With Bob Iger back as CEO of the Walt Disney Company, changes are already underway as the old boss returns to the office.
A memo sent to employees on Monday announced that a top executive of Disney’s Media and Entertainment Distribution unit would be leaving the company. Kareem Daniel, who was axed on Monday, had worked closely with Bob Chapek, the just-jettisoned former CEO who was Iger’s replacement for a two-year stint that ended Sunday with the former top exec’s return to the House of Mouse. Daniel had been with Disney since 2006 and was appointed to his most recent post by Chapek in October 2020.
Iger’s day one plan appears to be the reorganization of DMED—essentially undoing Chapek’s work on the department. This was one of the ousted exec’s signature initial moves as CEO, but as Alexandra Canal with Yahoo Finance reports, Chapek’s DMED reorganization was controversial, upsetting to company veterans, and reportedly confused other staffers.
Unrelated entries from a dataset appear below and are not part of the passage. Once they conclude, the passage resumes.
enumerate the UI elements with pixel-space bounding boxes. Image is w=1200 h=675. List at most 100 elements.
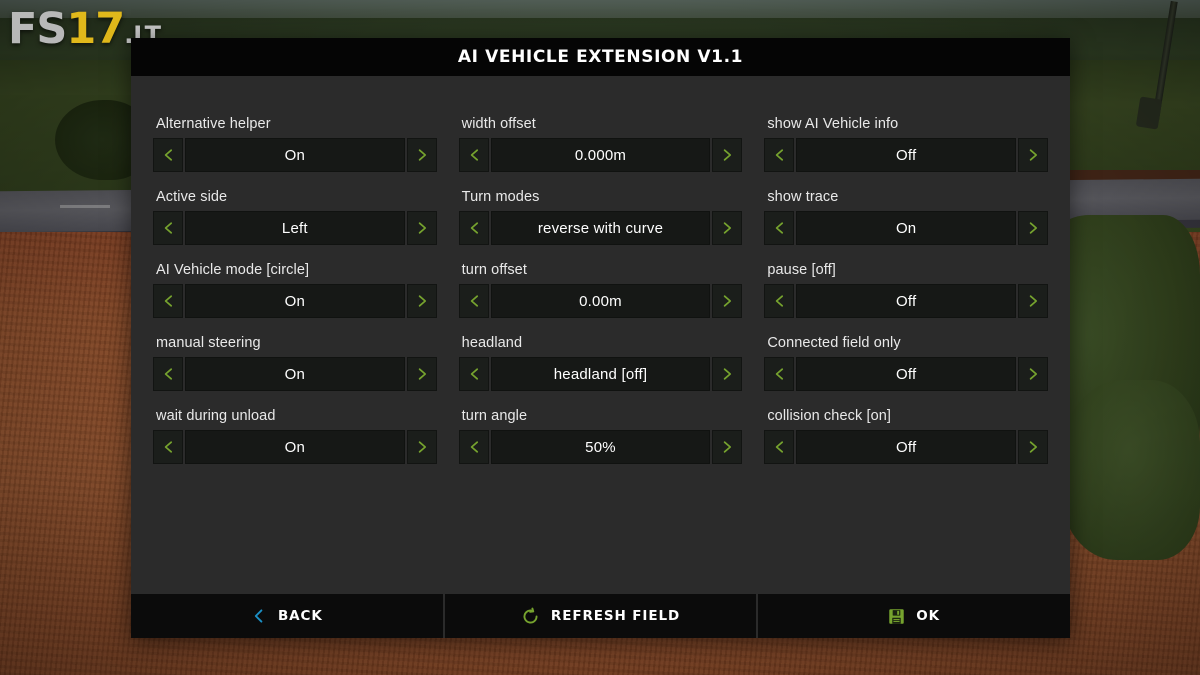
- setting-value-box[interactable]: On: [796, 211, 1016, 245]
- chevron-right-icon[interactable]: [406, 138, 437, 172]
- setting-label: AI Vehicle mode [circle]: [156, 262, 310, 278]
- setting-control: 0.00m: [458, 284, 743, 318]
- chevron-left-icon[interactable]: [153, 357, 183, 391]
- setting-row: headland headland [off]: [458, 335, 743, 391]
- refresh-circle-icon: [521, 607, 540, 626]
- setting-row: show AI Vehicle info Off: [764, 116, 1048, 172]
- setting-value-box[interactable]: Off: [796, 284, 1016, 318]
- setting-label: Connected field only: [767, 335, 901, 351]
- chevron-left-icon[interactable]: [764, 430, 795, 464]
- setting-label: show trace: [767, 189, 839, 205]
- chevron-left-icon[interactable]: [764, 284, 795, 318]
- setting-value: Off: [895, 365, 917, 383]
- chevron-right-icon[interactable]: [712, 284, 743, 318]
- setting-value: On: [284, 146, 306, 164]
- setting-label: collision check [on]: [767, 408, 892, 424]
- setting-control: On: [764, 211, 1048, 245]
- chevron-left-icon[interactable]: [153, 430, 183, 464]
- footer-button-label: BACK: [277, 608, 323, 624]
- chevron-left-icon[interactable]: [458, 138, 489, 172]
- setting-control: Left: [153, 211, 437, 245]
- setting-label: wait during unload: [156, 408, 276, 424]
- setting-value-box[interactable]: On: [185, 138, 405, 172]
- chevron-right-icon[interactable]: [712, 357, 743, 391]
- setting-value-box[interactable]: On: [185, 430, 405, 464]
- chevron-right-icon[interactable]: [1017, 357, 1048, 391]
- setting-value: On: [284, 365, 306, 383]
- setting-value-box[interactable]: headland [off]: [490, 357, 711, 391]
- chevron-right-icon[interactable]: [712, 211, 743, 245]
- chevron-right-icon[interactable]: [1017, 138, 1048, 172]
- setting-value-box[interactable]: 50%: [490, 430, 711, 464]
- chevron-left-icon[interactable]: [153, 284, 183, 318]
- save-floppy-icon: [888, 608, 905, 625]
- setting-value-box[interactable]: On: [185, 357, 405, 391]
- setting-value-box[interactable]: Left: [185, 211, 405, 245]
- setting-value-box[interactable]: Off: [796, 138, 1016, 172]
- chevron-right-icon[interactable]: [406, 357, 437, 391]
- watermark-fs: FS: [8, 4, 67, 54]
- setting-value: reverse with curve: [537, 219, 664, 237]
- chevron-right-icon[interactable]: [712, 138, 743, 172]
- setting-value-box[interactable]: On: [185, 284, 405, 318]
- setting-row: wait during unload On: [153, 408, 437, 464]
- setting-label: turn offset: [461, 262, 527, 278]
- chevron-right-icon[interactable]: [406, 211, 437, 245]
- setting-value: headland [off]: [553, 365, 648, 383]
- setting-label: manual steering: [156, 335, 261, 351]
- back-button[interactable]: BACK: [131, 594, 443, 638]
- setting-control: 0.000m: [458, 138, 743, 172]
- setting-value: Off: [895, 146, 917, 164]
- chevron-right-icon[interactable]: [406, 430, 437, 464]
- chevron-right-icon[interactable]: [1017, 430, 1048, 464]
- settings-grid: Alternative helper On width offset 0.000m sh…: [153, 116, 1048, 464]
- setting-value-box[interactable]: Off: [796, 430, 1016, 464]
- setting-control: 50%: [458, 430, 743, 464]
- setting-label: pause [off]: [767, 262, 836, 278]
- chevron-left-icon[interactable]: [153, 138, 183, 172]
- footer-button-label: OK: [916, 608, 941, 624]
- setting-label: headland: [461, 335, 523, 351]
- setting-row: Turn modes reverse with curve: [458, 189, 743, 245]
- setting-value-box[interactable]: 0.000m: [490, 138, 711, 172]
- ok-button[interactable]: OK: [756, 594, 1070, 638]
- chevron-right-icon[interactable]: [712, 430, 743, 464]
- chevron-right-icon[interactable]: [1017, 284, 1048, 318]
- setting-row: manual steering On: [153, 335, 437, 391]
- setting-value: On: [284, 292, 306, 310]
- setting-control: reverse with curve: [458, 211, 743, 245]
- refresh-field-button[interactable]: REFRESH FIELD: [442, 594, 757, 638]
- setting-label: show AI Vehicle info: [767, 116, 899, 132]
- chevron-left-icon[interactable]: [458, 430, 489, 464]
- chevron-left-icon[interactable]: [458, 211, 489, 245]
- dialog-title-bar: AI VEHICLE EXTENSION V1.1: [131, 38, 1070, 76]
- chevron-right-icon[interactable]: [1017, 211, 1048, 245]
- setting-control: headland [off]: [458, 357, 743, 391]
- dialog-footer: BACK REFRESH FIELD OK: [131, 594, 1070, 638]
- setting-control: Off: [764, 430, 1048, 464]
- chevron-right-icon[interactable]: [406, 284, 437, 318]
- chevron-left-icon[interactable]: [458, 357, 489, 391]
- chevron-left-icon[interactable]: [458, 284, 489, 318]
- setting-value-box[interactable]: Off: [796, 357, 1016, 391]
- chevron-left-icon[interactable]: [764, 357, 795, 391]
- setting-value: On: [284, 438, 306, 456]
- chevron-left-icon[interactable]: [764, 138, 795, 172]
- setting-label: Alternative helper: [156, 116, 271, 132]
- setting-control: Off: [764, 357, 1048, 391]
- setting-value: Off: [895, 438, 917, 456]
- setting-label: Turn modes: [461, 189, 540, 205]
- ai-vehicle-extension-dialog: AI VEHICLE EXTENSION V1.1 Alternative he…: [131, 38, 1070, 638]
- chevron-left-icon[interactable]: [153, 211, 183, 245]
- setting-row: show trace On: [764, 189, 1048, 245]
- setting-label: turn angle: [461, 408, 528, 424]
- chevron-left-icon[interactable]: [764, 211, 795, 245]
- setting-value: Left: [281, 219, 308, 237]
- setting-control: Off: [764, 138, 1048, 172]
- setting-value-box[interactable]: 0.00m: [490, 284, 711, 318]
- setting-row: Connected field only Off: [764, 335, 1048, 391]
- setting-control: On: [153, 357, 437, 391]
- footer-button-label: REFRESH FIELD: [550, 608, 681, 624]
- setting-row: Alternative helper On: [153, 116, 437, 172]
- setting-value-box[interactable]: reverse with curve: [490, 211, 711, 245]
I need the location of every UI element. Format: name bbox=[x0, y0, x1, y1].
“Over the coming weeks, we will begin implementing organizational and operating changes within the company,” Iger wrote in a memo shared with the company. “It is my intention to restructure things in a way that honors and respects creativity as the heart and soul of who we are. As you know, this is a time of enormous change and challenges in our industry, and our work will also focus on creating a more efficient and cost-effective structure.”
While uncertainties are now flooding the Magic Kingdom regarding these reorganizations, investors seem to be thrilled about the shift back to the Iger golden years. Disney’s shares skipped upward Monday, despite having dipped more than 40% this year. Daniel’s ouster and Iger’s changes now throw Disney’s streaming strategy into question, as these operational changes directly impact the group organized under the Media and Entertainment Distribution. In his note, Iger added that he expects a new structure to take form in a matter of months.
The returning CEO also asked company executives Dana Walden, Alan Bergman, Jimmy Pitaro, and Christine McCarthy “to work together on the design of a new structure that puts more decision-making back in the hands of our creative teams and rationalizes costs.” While he noted that elements of DMED will remain, he centered storytelling as the core of the company.
“This is a moment of great change and opportunity for our company as we begin our second century, and I am so proud to be leading this team again,” Iger wrote. “I can’t say it enough: I’m incredibly grateful for the tremendous work you do each day, and for your commitment to maintaining the level of excellence Disney has always been known for.
“I know change can be unsettling, but it is also necessary and even energizing, and so I ask for your patience as we develop a roadmap for this restructuring,” he continued. “More information will be shared over the coming weeks. Until a new structure is put in place, we will continue to operate under our existing structure. In the meantime, I hope you all have a wonderful Thanksgiving holiday, and thank you again for all you do.”